Isabelle Gratton, qui travaille sur la Rive-Nord de Montréal, va dans le même sens. Elle affirme qu’elle « commence à s’habituer », une semaine après son retour au travail. « Les lunettes de protection et le masque, c’est l’enfer… Tout est plus long : le client arrive, se lave les mains et passe au lavabo. Je lui lave les cheveux puis il va s’asseoir pendant que je désinfecte le lavabo. Leur masque rend quand même le travail un peu plus difficile. Après je désinfecte la chaise, la table, mes outils… Il faut aussi désinfecter la toilette chaque fois que quelqu’un y va. Je change mon masque 4 à 5 fois par jour parce que j’ai tellement chaud! Tout devient humide en plus. Même en temps normal, c’est chaud : il y a des panneaux en plexiglass pour séparer chaque chaise et l’air climatisé ne passe pas au travers. Alors en temps de canicule, on étouffe carrément ».

Par contre, le message principal qu’Isabelle veut véhiculer est vraiment positif : « Malgré tout ça, je suis tellement contente de travailler et de revoir enfin mes clientes! Tout ça n’y change rien, j’adore mon métier! »

La coopération des clients demandée

Shutterstock/Yulyazolotko

Stéphanie Lamarche, qui tient son propre salon sur la Rive-Sud de Montréal, trouve quant à elle que le plus difficile, est ceci : « Beaucoup de gens ne comprennent pas que leur rendez-vous peut seulement aller à dans quelques semaines… La plupart voudrait qu’on puisse les prendre tout de suite. » Elle demande la patience de ses clients : elle a prolongé ses heures d'ouverture, ouvert son salon le lundi et prend ses messages pour donner des rendez-vous tous les jours, plusieurs fois par jour, même lorsqu’elle est en congé (pas évident, puisqu’elle est jeune maman). Mais la réalité est qu’elle est aux prises avec à la fois un volume de rendez-vous beaucoup plus important que d’habitude ainsi que l’impossibilité de prendre autant de rendez-vous dans une journée qu'avant. 

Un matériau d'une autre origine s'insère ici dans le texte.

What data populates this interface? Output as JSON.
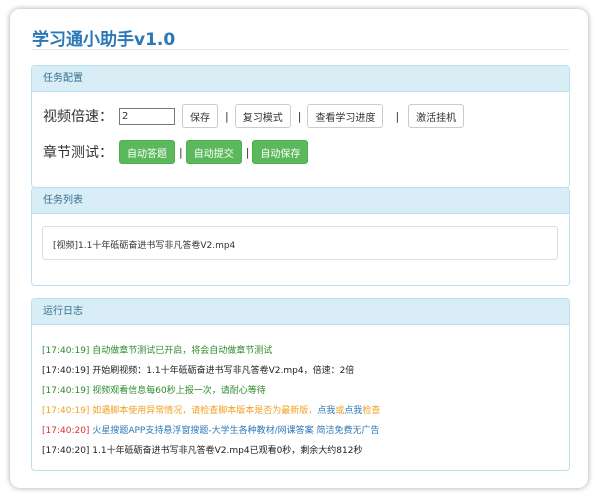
{
  "app": {
    "title": "学习通小助手v1.0"
  },
  "config": {
    "header": "任务配置",
    "speed_label": "视频倍速：",
    "speed_value": "2",
    "buttons": [
      "保存",
      "复习模式",
      "查看学习进度",
      "激活挂机"
    ],
    "chapter_label": "章节测试：",
    "chapter_buttons": [
      "自动答题",
      "自动提交",
      "自动保存"
    ],
    "separator": "|"
  },
  "tasks": {
    "header": "任务列表",
    "items": [
      "[视频]1.1十年砥砺奋进书写非凡答卷V2.mp4"
    ]
  },
  "log": {
    "header": "运行日志",
    "entries": [
      {
        "text": "[17:40:19] 自动做章节测试已开启，将会自动做章节测试",
        "color": "#2e8b2e"
      },
      {
        "text": "[17:40:19] 开始刷视频：1.1十年砥砺奋进书写非凡答卷V2.mp4，倍速：2倍",
        "color": "#222222"
      },
      {
        "text": "[17:40:19] 视频观看信息每60秒上报一次，请耐心等待",
        "color": "#2e8b2e"
      },
      {
        "text": "[17:40:19] 如遇脚本使用异常情况，请检查脚本版本是否为最新版，",
        "color": "#f0a020",
        "links": [
          "点我",
          "或",
          "点我",
          "检查"
        ]
      },
      {
        "text": "[17:40:20] ",
        "color": "#e03030",
        "link_text": "火星搜题APP支持悬浮窗搜题-大学生各种教材/网课答案 简洁免费无广告"
      },
      {
        "text": "[17:40:20] 1.1十年砥砺奋进书写非凡答卷V2.mp4已观看0秒，剩余大约812秒",
        "color": "#222222"
      }
    ]
  },
  "colors": {
    "accent": "#2b78b8",
    "green": "#5cb85c",
    "link": "#2b78b8"
  }
}
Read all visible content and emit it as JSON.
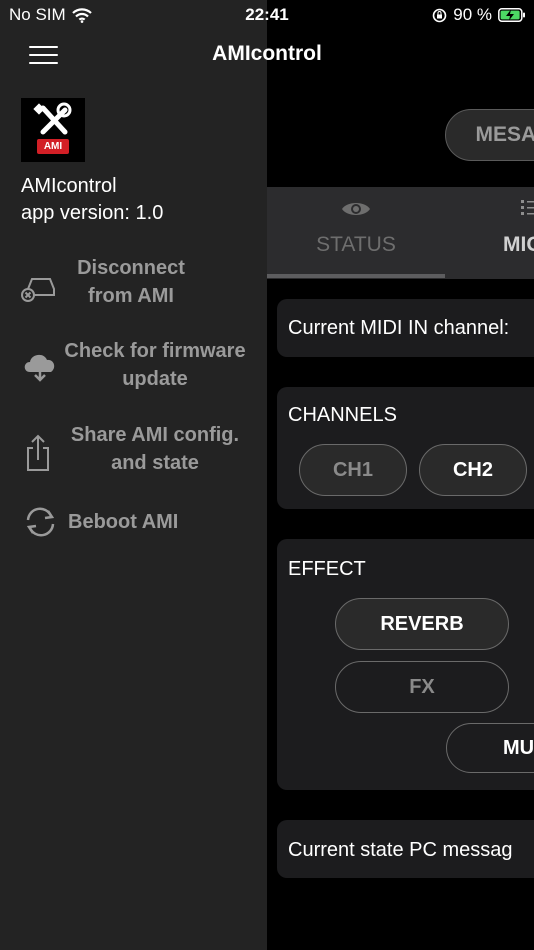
{
  "status_bar": {
    "carrier": "No SIM",
    "time": "22:41",
    "battery_percent": "90 %"
  },
  "nav": {
    "title": "AMIcontrol"
  },
  "drawer": {
    "logo_badge": "AMI",
    "app_name": "AMIcontrol",
    "app_version": "app version:  1.0",
    "items": [
      {
        "label": "Disconnect from AMI",
        "icon": "car-disconnect-icon"
      },
      {
        "label": "Check for firmware update",
        "icon": "cloud-download-icon"
      },
      {
        "label": "Share AMI config. and state",
        "icon": "share-icon"
      },
      {
        "label": "Beboot AMI",
        "icon": "reboot-icon"
      }
    ]
  },
  "main": {
    "device_button": "MESA B",
    "tabs": [
      {
        "label": "STATUS",
        "icon": "eye-icon"
      },
      {
        "label": "MIGI",
        "icon": "list-icon"
      }
    ],
    "midi_channel_text": "Current MIDI IN channel:",
    "channels_title": "CHANNELS",
    "channels": [
      "CH1",
      "CH2"
    ],
    "effect_title": "EFFECT",
    "effects": [
      "REVERB",
      "FX",
      "MU"
    ],
    "pc_message_text": "Current state PC messag"
  },
  "colors": {
    "drawer_bg": "#232323",
    "battery": "#4cd964",
    "muted_text": "#9a9a9a"
  }
}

Elle demande à tous les clients de porter un masque dans le salon et elle en distribue même à l’entrée. Mais elle avoue également être surprise du fait que plusieurs personnes ne s’en souciaient pas à prime abord : « Pourtant, on est vraiment proches pendant longtemps, alors je ne les trouve pas très stressées! »

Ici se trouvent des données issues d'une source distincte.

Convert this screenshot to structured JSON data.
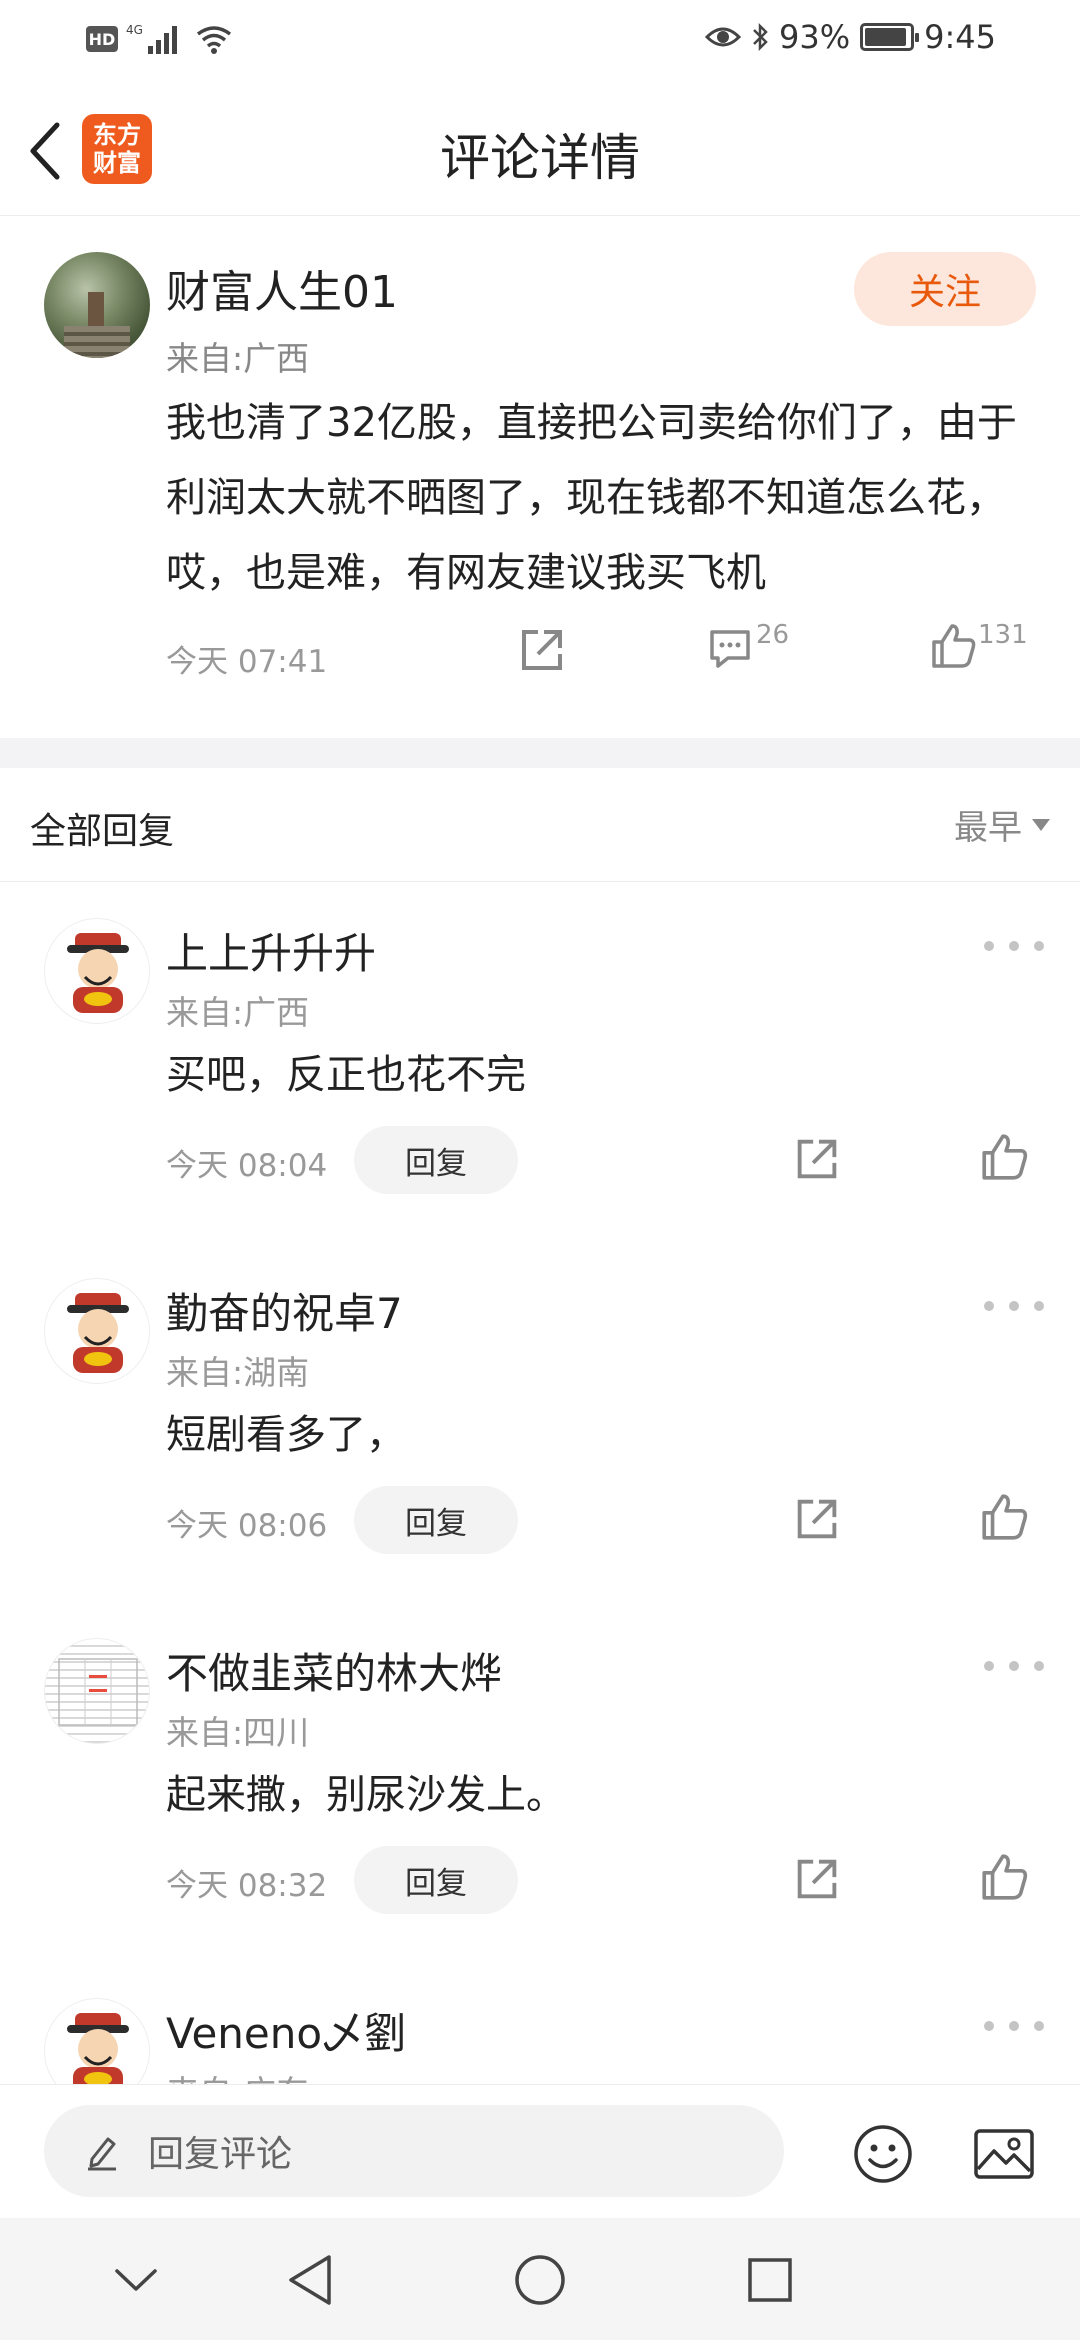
{
  "status_bar": {
    "hd": "HD",
    "network": "4G",
    "battery_percent": "93%",
    "battery_level": 0.93,
    "time": "9:45"
  },
  "header": {
    "logo_line1": "东方",
    "logo_line2": "财富",
    "title": "评论详情"
  },
  "post": {
    "username": "财富人生01",
    "location": "来自:广西",
    "follow_label": "关注",
    "text": "我也清了32亿股，直接把公司卖给你们了，由于利润太大就不晒图了，现在钱都不知道怎么花，哎，也是难，有网友建议我买飞机",
    "time": "今天 07:41",
    "comment_count": "26",
    "like_count": "131"
  },
  "replies_header": {
    "title": "全部回复",
    "sort_label": "最早"
  },
  "replies": [
    {
      "username": "上上升升升",
      "location": "来自:广西",
      "text": "买吧，反正也花不完",
      "time": "今天 08:04",
      "reply_label": "回复"
    },
    {
      "username": "勤奋的祝卓7",
      "location": "来自:湖南",
      "text": "短剧看多了，",
      "time": "今天 08:06",
      "reply_label": "回复"
    },
    {
      "username": "不做韭菜的林大烨",
      "location": "来自:四川",
      "text": "起来撒，别尿沙发上。",
      "time": "今天 08:32",
      "reply_label": "回复"
    },
    {
      "username": "Veneno乄劉",
      "location": "来自:广东",
      "text": "",
      "time": "",
      "reply_label": ""
    }
  ],
  "input_bar": {
    "placeholder": "回复评论"
  },
  "colors": {
    "accent": "#e8590c",
    "follow_bg": "#fde7dc",
    "logo_bg": "#ef5b1e"
  }
}
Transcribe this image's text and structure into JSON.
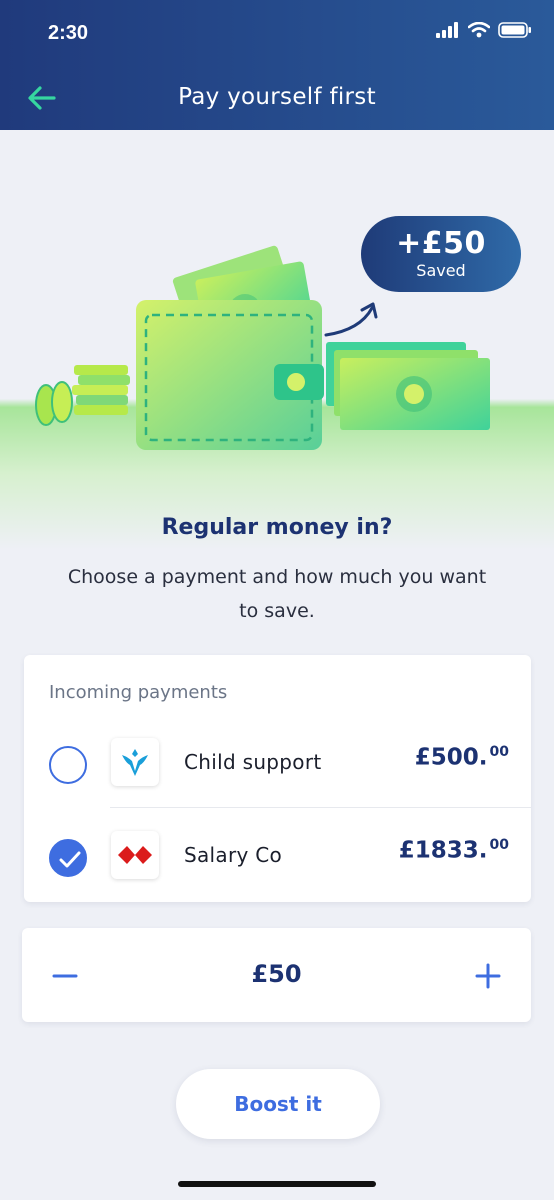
{
  "status_bar": {
    "time": "2:30"
  },
  "header": {
    "title": "Pay yourself first"
  },
  "hero": {
    "saved_amount": "+£50",
    "saved_label": "Saved"
  },
  "intro": {
    "heading": "Regular money in?",
    "subtext": "Choose a payment and how much you want to save."
  },
  "payments": {
    "label": "Incoming payments",
    "items": [
      {
        "name": "Child support",
        "amount": "£500.",
        "decimals": "00",
        "selected": false,
        "logo": "eagle-bank-icon",
        "logo_color": "#1a9fd9"
      },
      {
        "name": "Salary Co",
        "amount": "£1833.",
        "decimals": "00",
        "selected": true,
        "logo": "hexagon-bank-icon",
        "logo_color": "#db1b1b"
      }
    ]
  },
  "stepper": {
    "value": "£50"
  },
  "actions": {
    "boost_label": "Boost it"
  },
  "colors": {
    "accent": "#3e6de0",
    "header": "#203a7c",
    "heading": "#1c3272",
    "back_arrow": "#36d6a0"
  }
}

Et vous, êtes-vous allées chez la coiffeuse depuis la réouverture des salons de coiffure? Pour ma part, ce sera dans quelques semaines. Quand j’ai pris mon rendez-vous il y a un mois, je lui ai dit que je n’étais pas ultra-pressée (j’ai juste besoin d’une petite coupe - les mèches et le toner peuvent attendre) et qu’elle pouvait me passer après ses clients « plus en urgence ». Comme par exemple les hommes qui après 3-4 mois ont toute une tignasse sur la tête, ou encore les femmes qui n’en peuvent juste plus de voir leur repousse de cheveux gris dans le miroir! 

Mais malgré le risque et le fait que ça ne me dérangeait pas d’attendre, j’avoue que j’ai hâte.